I wish I could say that I have found the formula for doing just that, but alas I still have a ways to go. Although I am growing in understanding of the various strengths and weaknesses that each of us may possess and trying to focus on my own progress, I was disappointed in the fact that I allowed myself to not only become envious, but also to allow it to impact my disposition so disproportionately. Sigh. So now I am taking a step back to focus less on my deficiencies and weaknesses relative to another and more on being thankful for the many strengths and skills that I have been blessed with. One of my favorite authors, Gretchen Rubin describes it as a paradoxical truth of adulthood – we need to learn to accept ourselves while expecting more from ourselves. There are some things that we cannot change: I will never be six-foot tall, I will never become a musical genius, and I will probably never enjoy relaxing as much as doing. I can however, expect more from myself in those areas which are within my control and continue to refine my own strengths. And in doing so I not only avoid social comparison to someone who is gifted in completely divergent ways, but I also continue to grow and progress. Tom Rath’s research shows that people who focus on their strengths daily are “more than three times as likely to report having an excellent quality of life in general.” Sign me up!

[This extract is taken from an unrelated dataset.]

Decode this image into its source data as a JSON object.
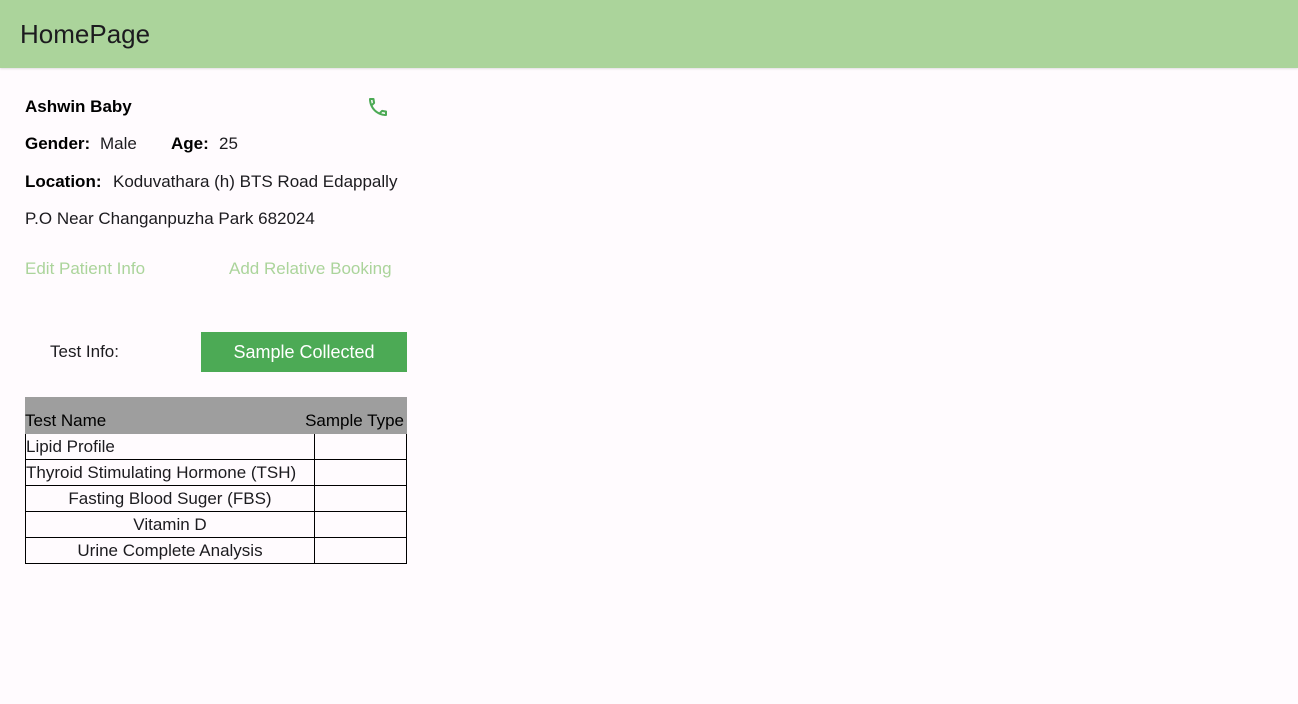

Also, sign me up for this Whole30 and Paleo Eggs Florentine with Avocado Hollandaise. This a dish which is really easy to make, but still makes me feel fancy every time I make it. There are no exotic ingredients or complicated steps and the avocado hollandaise is deeeelicious. It is one of my absolute favorites – without comparison 🙂
- Avocado 1 each
- Hot Water .25 cup (60 ml)
- Juice from 1 Lemon
- Salt .25 TSP
- Ghee 3 TBSP
- Eggs, Poached 4 each
- Spinach 4 cups (120 g)
- Garlic Cloves, Minced 3 each
- Shallot, Minced 2 each
- Tomato, Sliced 1 each
- Black Pepper and Sea Salt to Taste
- Add the avocado, hot water, lemon juice, salt and 2 TBSP of the ghee to a blender or food processor to make the hollandaise. Blend until smooth and creamy.
- Melt the remaining TBSP of ghee in a medium saucepan and add the garlic and shallot sautéing until fragrant.
- Add the spinach and stir to combine. Cook just until spinach is wilted and not overly mushy!
- In the meantime, poach your eggs or cook to your desired liking.
- Build your plates with half of the spinach mixture on each and then top with a few slices of tomato, followed by the eggs and a generous portion of the avocado hollandaise sauce.
- Add salt and pepper to taste and enjoy
- There will be some leftover hollandaise which should keep well in the fridge for about 3-5 days and goes well on other egg creations as well!